# Locally Compact Hausdorff Space is Regular

1. Jan 10, 2013

### sammycaps

So, I'm working a bit through munkres and I came across this problem

Show that every locally compact Hausdorff space is regular.

So, I think I've solved it, but there is something confusing me. I initially said that if $X$ is locally compact Hausdorff, it has a 1-point compactification, $Y$, which is compact Hausdorff. Then, by some theorem in Munkres (32.3), every compact Hausdorff space is normal. Then again by Munkres, (page 195), a normal space is regular, and a subspace of a regular space is regular, so that $X$ is regular.

Now, my confusion here is that Munkres defines normal and regular only when 1-point sets are closed. It is not entirely clear to me that this is true for a compact Hausdorff space. Is it? Because if so, then I see that normal implies regular and the proof is done.
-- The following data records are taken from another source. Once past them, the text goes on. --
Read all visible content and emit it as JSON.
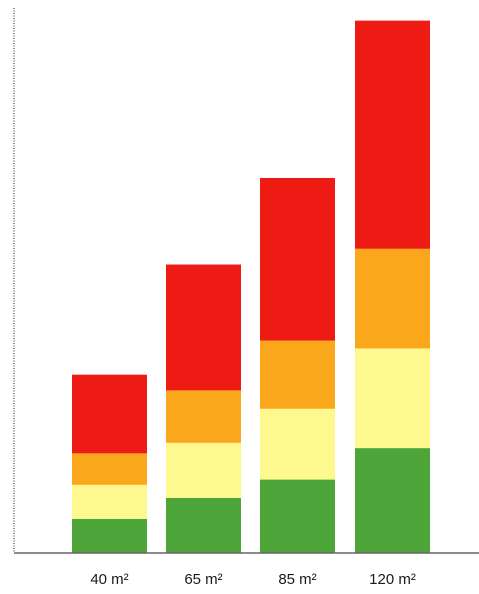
{
  "chart_data": {
    "type": "bar",
    "stacked": true,
    "categories": [
      "40 m²",
      "65 m²",
      "85 m²",
      "120 m²"
    ],
    "series": [
      {
        "color": "#4ea63a",
        "values": [
          6.5,
          10.5,
          14,
          20
        ]
      },
      {
        "color": "#fdf98f",
        "values": [
          6.5,
          10.5,
          13.5,
          19
        ]
      },
      {
        "color": "#fba71b",
        "values": [
          6,
          10,
          13,
          19
        ]
      },
      {
        "color": "#ee1b14",
        "values": [
          15,
          24,
          31,
          43.5
        ]
      }
    ],
    "ylim": [
      0,
      102
    ],
    "title": "",
    "xlabel": "",
    "ylabel": "",
    "grid": false,
    "legend": "none",
    "axis_color": "#666666"
  }
}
Even without this though, I can see that any compact Hausdorff space is regular purely from the definition of compact and Hausdorff (at least for the definition of regular not using the fact that 1-point sets are closed), and so a subspace of $Y$, namely $X$, must be regular.

2. Jan 10, 2013

### micromass

Staff Emeritus
Singletons are always closed in a Hausdorff space. Try to prove it if you haven't.

3. Jan 11, 2013

### sammycaps

O, that was dumb.

In general though, do people reguire that normal spaces have 1 point closed sets so that normal implies regularity? It seems that that is what Munkres does.

4. Jan 11, 2013

### micromass

Staff Emeritus
It depends on the author. Many authors do not define normal spaces to have closed singletons. Other authors do require it. Munkres seems to require it.

5. Jan 11, 2013

### sammycaps

I wonder then, which of his theorems depend on it, since its not always clear. I think most of his comparisons between regular spaces and normal spaces include the use of a Hausdorff space (well-ordered sets in the order topology, compact Hausdorff sets, metrizable spaces), so it all seems consistent, but I don't know for sure.